どうやらわれわれの眼前には「石油新世界」が広がっている。これまでの“経験に基づく知識”を捨て、つぶさに眺めると……。「オクラホマの農民がドライブに行くかどうかで、原油市況が動く」。一九八〇年代、石油専門家が原油市場の変動の複雑さを示すのにしばしば使った表現だ。農民が遠くにドライブに行けば、ガソリン消費は当然増える。だが、もちろんそれだけで世界の原油価格が押し上げられるはずはない。この言葉が意味するのは、オクラホマのような田舎ですら世界の石油市況に関係するほど米国の石油消費動向が大きな影響力を持っていることであり、石油消費の中でもとりわけ自動車がカギを握っているという点だ。 だが、今や世界の石油市況を動かすのは「メキシコ湾のハリケーン」だ。
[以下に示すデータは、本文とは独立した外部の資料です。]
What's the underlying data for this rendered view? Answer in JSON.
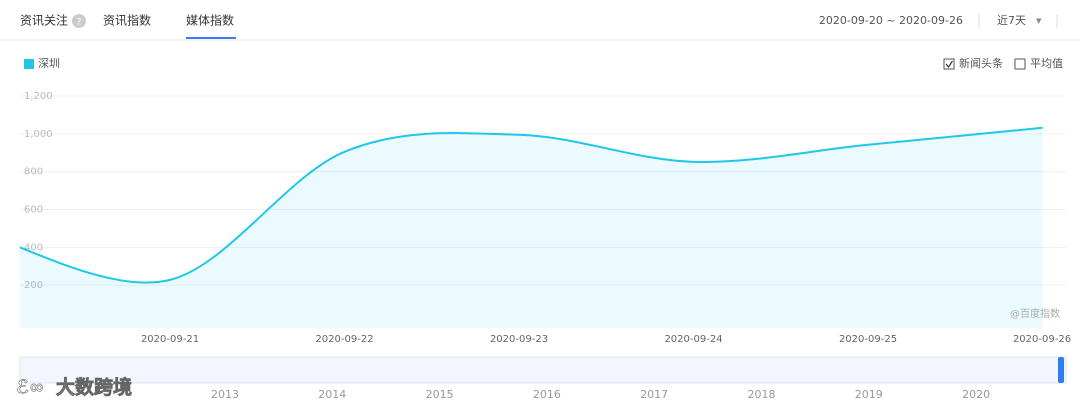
{
  "tabs": [
    "资讯关注",
    "资讯指数",
    "媒体指数"
  ],
  "date_range": "2020-09-20 ~ 2020-09-26",
  "period": "近7天",
  "options": [
    "新闻头条",
    "平均值"
  ],
  "watermark": "@百度指数",
  "logo": "大数跨境",
  "timeline_years": [
    "2013",
    "2014",
    "2015",
    "2016",
    "2017",
    "2018",
    "2019",
    "2020"
  ],
  "chart_data": {
    "type": "area",
    "categories": [
      null,
      "2020-09-21",
      "2020-09-22",
      "2020-09-23",
      "2020-09-24",
      "2020-09-25",
      "2020-09-26"
    ],
    "series": [
      {
        "name": "深圳",
        "color": "#1fc8e8",
        "values": [
          445,
          228,
          905,
          995,
          852,
          942,
          1032
        ]
      }
    ],
    "ylim": [
      0,
      1200
    ],
    "yticks": [
      200,
      400,
      600,
      800,
      {
        "value": 1000,
        "label": "1,000"
      },
      {
        "value": 1200,
        "label": "1,200"
      }
    ],
    "grid": true
  }
}
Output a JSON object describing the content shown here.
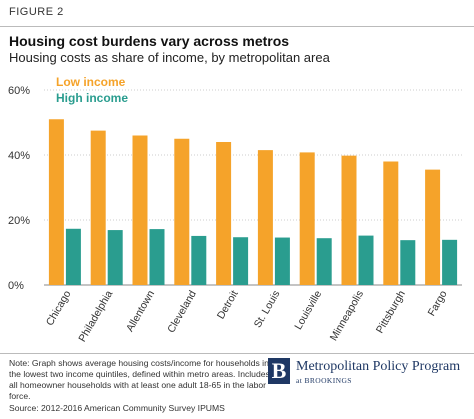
{
  "figure_label": "FIGURE 2",
  "title": "Housing cost burdens vary across metros",
  "subtitle": "Housing costs as share of income, by metropolitan area",
  "note": "Note: Graph shows average housing costs/income for households in the lowest two income quintiles, defined within metro areas. Includes all homeowner households with at least one adult 18-65 in the labor force.",
  "source": "Source: 2012-2016 American Community Survey IPUMS",
  "brand": {
    "mark": "B",
    "name": "Metropolitan Policy Program",
    "sub": "at BROOKINGS"
  },
  "colors": {
    "low_income": "#F5A32A",
    "high_income": "#2A9D8F",
    "axis": "#888888",
    "grid": "#cccccc",
    "text": "#333333"
  },
  "chart_data": {
    "type": "bar",
    "categories": [
      "Chicago",
      "Philadelphia",
      "Allentown",
      "Cleveland",
      "Detroit",
      "St. Louis",
      "Louisville",
      "Minneapolis",
      "Pittsburgh",
      "Fargo"
    ],
    "series": [
      {
        "name": "Low income",
        "values": [
          51,
          47.5,
          46,
          45,
          44,
          41.5,
          40.8,
          39.8,
          38,
          35.5
        ]
      },
      {
        "name": "High income",
        "values": [
          17.3,
          16.9,
          17.2,
          15.1,
          14.7,
          14.6,
          14.4,
          15.2,
          13.8,
          13.9
        ]
      }
    ],
    "ylim": [
      0,
      60
    ],
    "yticks": [
      0,
      20,
      40,
      60
    ],
    "ytick_labels": [
      "0%",
      "20%",
      "40%",
      "60%"
    ],
    "legend_position": "top-left"
  }
}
ハリケーンがどこまで発達し、どこに向かうかを石油市場は注視する。米メキシコ湾岸の油田設備や製油所に向かえば、原油出荷や石油製品の生産に打撃を与える懸念が生じ、石油価格は急騰する。ハリケーンが右を向くか、左を向くか、という自然現象のもたらす偶然が、市況の有力な決定要因になったのだ。「オクラホマの農民」から「メキシコ湾のハリケーン」への転換が実は、石油市場を動かす論理の変化を映し出している。ドライブに出た農民のピックアップトラックのエンジンが消費するガソリンという実需ではなく、ハリケーンの進路によって石油関連施設が受ける被害の大小を予想し、価格上昇の期待が持てれば「買い」に入る投機の台頭だ。